NY minute: ‘I think we see Willis (Reed) coming out’

OPINION

New York Knicks' Willis Reed (19) drives against San Francisco Warrior Clyde Lee (43) during a game at Madison Square Garden in New York on March 4, 1970. - Photo by John Lent of The Associated Press
New York Knicks' Willis Reed (19) drives against San Francisco Warrior Clyde Lee (43) during a game at Madison Square Garden in New York on March 4, 1970. - Photo by John Lent of The Associated Press

One last time, Donald Trump and Willis Reed graced the back (lead) sports page of a New York City tabloid.

The former U.S. president stays in the news, racking up billable hours from a myriad of lawyers. Reed, a Black man from Louisiana, has tugged at the collective heart of New Yorkers since Richard Nixon was in office.

Or anyone who remembers basketball at all levels before it became a shooting gallery, when one got on ESPN "SportsCenter" -- then it was the late sports report on one's local channel -- for walking through the air rather than a game of H-O-R-S-E.
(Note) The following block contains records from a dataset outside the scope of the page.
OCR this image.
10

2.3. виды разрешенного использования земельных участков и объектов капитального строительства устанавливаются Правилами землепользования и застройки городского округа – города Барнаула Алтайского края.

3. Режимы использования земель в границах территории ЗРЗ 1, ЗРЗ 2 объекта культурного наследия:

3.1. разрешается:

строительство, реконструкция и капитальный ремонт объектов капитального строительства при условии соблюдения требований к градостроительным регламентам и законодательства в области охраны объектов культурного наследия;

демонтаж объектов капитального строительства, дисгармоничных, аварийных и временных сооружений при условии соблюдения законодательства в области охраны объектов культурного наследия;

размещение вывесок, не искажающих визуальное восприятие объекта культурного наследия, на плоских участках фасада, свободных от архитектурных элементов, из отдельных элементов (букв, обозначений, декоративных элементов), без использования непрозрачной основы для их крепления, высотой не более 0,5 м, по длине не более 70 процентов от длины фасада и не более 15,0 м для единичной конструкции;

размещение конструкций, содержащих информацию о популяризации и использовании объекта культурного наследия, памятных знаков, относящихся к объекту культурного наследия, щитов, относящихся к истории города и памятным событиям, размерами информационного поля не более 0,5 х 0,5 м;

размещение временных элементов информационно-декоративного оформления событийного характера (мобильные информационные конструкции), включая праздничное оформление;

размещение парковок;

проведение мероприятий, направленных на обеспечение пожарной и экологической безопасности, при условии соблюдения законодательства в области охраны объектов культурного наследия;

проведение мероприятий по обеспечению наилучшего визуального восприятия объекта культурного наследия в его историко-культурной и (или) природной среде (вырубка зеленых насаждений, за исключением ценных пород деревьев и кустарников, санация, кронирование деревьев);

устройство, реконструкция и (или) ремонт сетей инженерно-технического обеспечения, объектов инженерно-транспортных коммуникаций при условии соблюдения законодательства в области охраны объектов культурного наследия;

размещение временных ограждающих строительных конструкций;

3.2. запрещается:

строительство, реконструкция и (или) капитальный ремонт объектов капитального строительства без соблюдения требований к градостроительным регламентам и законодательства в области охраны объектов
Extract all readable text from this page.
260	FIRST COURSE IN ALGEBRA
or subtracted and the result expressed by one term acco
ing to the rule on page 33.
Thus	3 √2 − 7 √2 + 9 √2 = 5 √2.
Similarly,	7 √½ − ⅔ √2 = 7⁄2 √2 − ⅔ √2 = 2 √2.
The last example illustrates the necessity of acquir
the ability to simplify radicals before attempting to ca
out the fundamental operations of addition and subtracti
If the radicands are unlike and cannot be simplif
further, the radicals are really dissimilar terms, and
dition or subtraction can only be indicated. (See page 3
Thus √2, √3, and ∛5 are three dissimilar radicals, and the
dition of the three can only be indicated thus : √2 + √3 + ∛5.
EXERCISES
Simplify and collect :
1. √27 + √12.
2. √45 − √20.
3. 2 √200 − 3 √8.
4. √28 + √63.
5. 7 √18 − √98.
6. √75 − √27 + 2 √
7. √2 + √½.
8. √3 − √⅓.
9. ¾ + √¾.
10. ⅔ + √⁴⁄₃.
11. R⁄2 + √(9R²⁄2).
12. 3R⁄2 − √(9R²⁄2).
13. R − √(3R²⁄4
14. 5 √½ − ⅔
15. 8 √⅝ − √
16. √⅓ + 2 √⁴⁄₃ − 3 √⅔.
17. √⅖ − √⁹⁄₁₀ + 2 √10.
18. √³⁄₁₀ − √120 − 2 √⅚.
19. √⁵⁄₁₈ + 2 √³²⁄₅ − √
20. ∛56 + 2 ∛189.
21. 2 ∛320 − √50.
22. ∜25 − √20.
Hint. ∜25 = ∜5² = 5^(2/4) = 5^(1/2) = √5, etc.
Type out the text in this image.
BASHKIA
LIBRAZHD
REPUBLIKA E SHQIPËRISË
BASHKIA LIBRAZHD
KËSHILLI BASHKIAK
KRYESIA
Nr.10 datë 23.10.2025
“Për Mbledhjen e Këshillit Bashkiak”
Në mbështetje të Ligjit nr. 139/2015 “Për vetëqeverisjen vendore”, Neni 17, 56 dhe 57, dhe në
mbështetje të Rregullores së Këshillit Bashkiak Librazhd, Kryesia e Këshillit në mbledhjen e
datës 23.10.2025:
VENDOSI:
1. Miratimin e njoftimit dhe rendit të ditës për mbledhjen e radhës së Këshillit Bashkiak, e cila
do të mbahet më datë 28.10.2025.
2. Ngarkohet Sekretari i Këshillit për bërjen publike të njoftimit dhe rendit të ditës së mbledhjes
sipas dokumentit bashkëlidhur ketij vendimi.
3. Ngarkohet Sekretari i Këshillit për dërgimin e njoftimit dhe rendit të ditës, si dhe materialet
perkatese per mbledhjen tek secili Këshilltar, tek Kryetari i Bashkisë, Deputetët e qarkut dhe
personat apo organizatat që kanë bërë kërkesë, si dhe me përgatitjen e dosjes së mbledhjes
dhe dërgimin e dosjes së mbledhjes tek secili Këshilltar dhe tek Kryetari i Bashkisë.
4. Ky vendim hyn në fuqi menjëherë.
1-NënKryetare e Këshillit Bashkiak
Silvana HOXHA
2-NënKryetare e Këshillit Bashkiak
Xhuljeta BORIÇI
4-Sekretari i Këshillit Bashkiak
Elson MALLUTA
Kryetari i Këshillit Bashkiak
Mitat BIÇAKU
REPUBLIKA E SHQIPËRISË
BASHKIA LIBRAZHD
Few have played the American game better than the New York Knicks of the early 1970s. When "the magic world of Madison Square Garden" was filled for every home game and the late John Condon, the public address announcer, announced the running score after every made basket. With the Yankees in a dull period before George Steinbrenner signed Reggie Jackson for megabucks in free agency, the Knicks were the biggest show in town -- Tom Seaver and the Mets running a close second.

The Knicks have not filled the big house on Eighth Avenue with an NBA championship since Red Holzman coached Willis, Clyde, Dollar Bill, Earl the Pearl and someone who became famous as a coach, Phil Jackson, to titles in 1970 and 1973.
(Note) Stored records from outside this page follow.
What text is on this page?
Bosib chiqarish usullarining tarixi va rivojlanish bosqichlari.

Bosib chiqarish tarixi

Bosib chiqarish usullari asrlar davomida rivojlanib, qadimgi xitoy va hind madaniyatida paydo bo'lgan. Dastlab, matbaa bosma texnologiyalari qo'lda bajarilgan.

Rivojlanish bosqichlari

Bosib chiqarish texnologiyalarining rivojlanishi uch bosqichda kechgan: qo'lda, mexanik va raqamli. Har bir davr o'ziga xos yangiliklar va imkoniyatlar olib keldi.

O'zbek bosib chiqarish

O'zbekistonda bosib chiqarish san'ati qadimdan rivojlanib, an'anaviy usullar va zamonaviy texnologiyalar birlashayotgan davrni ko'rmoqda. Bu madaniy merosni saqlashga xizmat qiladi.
The latter season featured Reed, the Knicks' captain, the most famous Grambling State athlete to play in the city of Babe Ruth. Joe DiMaggio and Derek Jeter, near the end of the line but still butting heads with L.A. Lakers contemporary Wilt Chamberlain. Both men played on two championship seasons (Wilt with Philadelphia in 1967 and the Lakers, of a record 33 straight victories, in 1972) but one can think of 20,000 other reasons besides basketball for which Wilton Norman Chamberlain is remembered. And being a great teammate is rarely included.

In the spring of 1970, when Nixon ordered U.S. troops to repulse Cambodia -- all in the name of ending the Vietnam War -- and four college students were gunned down on the Kent State campus, the Knicks gave New Yorkers one thrill after another to start a decade that then-President Ford, according to Gotham's tabloids, would command the city to "drop dead."
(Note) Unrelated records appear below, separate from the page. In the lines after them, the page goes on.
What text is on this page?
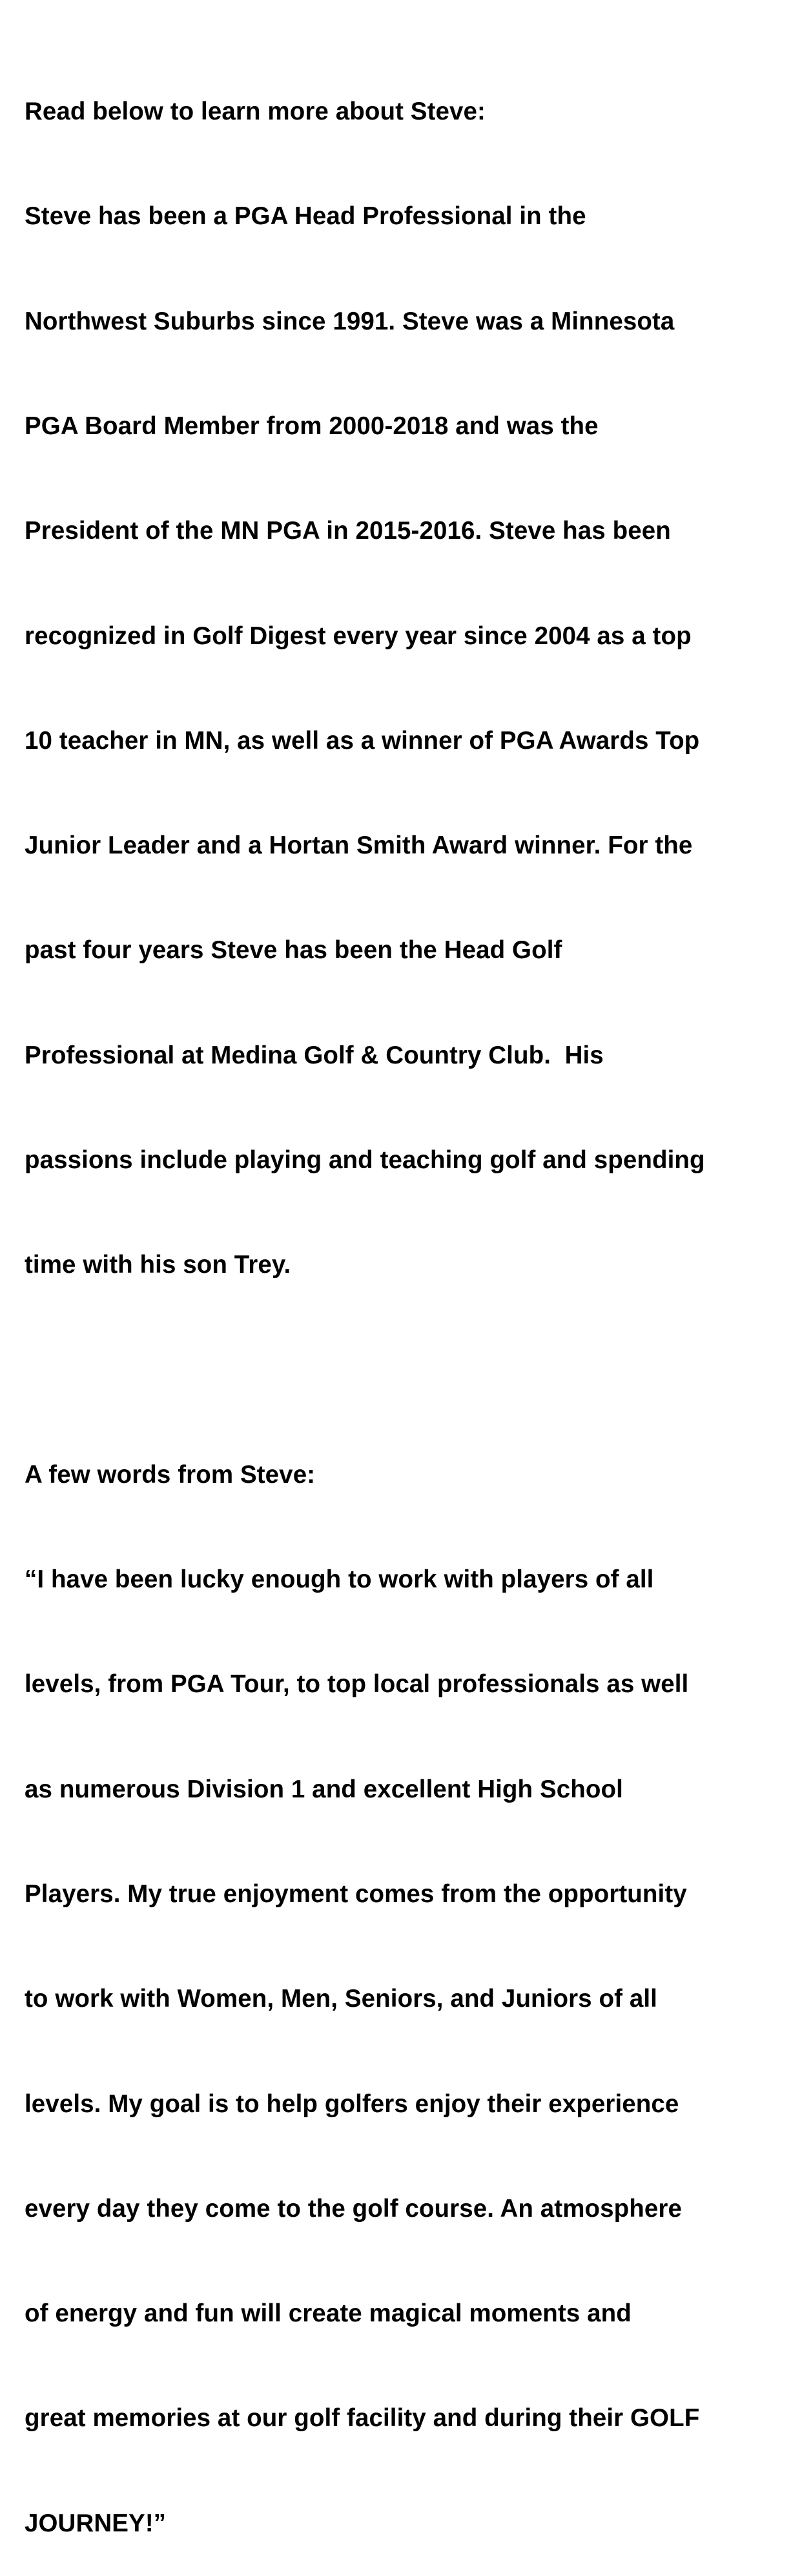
Read below to learn more about Steve:

Steve has been a PGA Head Professional in the

Northwest Suburbs since 1991. Steve was a Minnesota

PGA Board Member from 2000-2018 and was the

President of the MN PGA in 2015-2016. Steve has been

recognized in Golf Digest every year since 2004 as a top

10 teacher in MN, as well as a winner of PGA Awards Top

Junior Leader and a Hortan Smith Award winner. For the

past four years Steve has been the Head Golf

Professional at Medina Golf & Country Club.  His

passions include playing and teaching golf and spending

time with his son Trey.

A few words from Steve:

“I have been lucky enough to work with players of all

levels, from PGA Tour, to top local professionals as well

as numerous Division 1 and excellent High School

Players. My true enjoyment comes from the opportunity

to work with Women, Men, Seniors, and Juniors of all

levels. My goal is to help golfers enjoy their experience

every day they come to the golf course. An atmosphere

of energy and fun will create magical moments and

great memories at our golf facility and during their GOLF

JOURNEY!”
The month that inspired rocker Neil Young to write of "four dead in Ohio" included four Knicks victories over the Lakers that made New York teams world champions in three sports simultaneously, following Joe Namath's Jets and the Amazin' Mets.

All looked lost when Reed went down with an injury, forcing him to miss Game Six in Los Angeles, which the Lakers won to send it back to the Big Apple for the Friday-night clincher.

It was touch and go all day on May 8 whether Reed would play Game 7 in the biggest sports day in New York until two warriors, Muhammad Ali and Joe Frazier, touched gloves inside Madison Square Garden 10 months later.

Chris Schenkel and Jack Twyman were courtside at MSG, above Penn Station, when a noise in the crowd was detected. Twyman, an ex-NBA player whose friendship with fallen teammate Maurice Stokes is an especially ennobling moment in American sports history, then had his signature moment on camera. "I think we see Willis coming out," he exclaimed.

A triple-double by the captain may not have carried the weight of the game's first two baskets, made by Reed. Walt Frazier, by then the team's best player, took it from there and almost every Knick down to trainer Danny Whelan contributed. But it is Reed who planted the flag on the beachhead that night when the Knicks became world champions.

New York loved Reed like it came to appreciate Mickey Mantle and every athletic icon that ever played in that city. No. 19 of the Knicks lived until 80, passing away Tuesday and making the front page of newspapers along with a former president facing possible indictment. Think LeBron James -- much less Kyrie Irving -- can expect that treatment if he lives that long?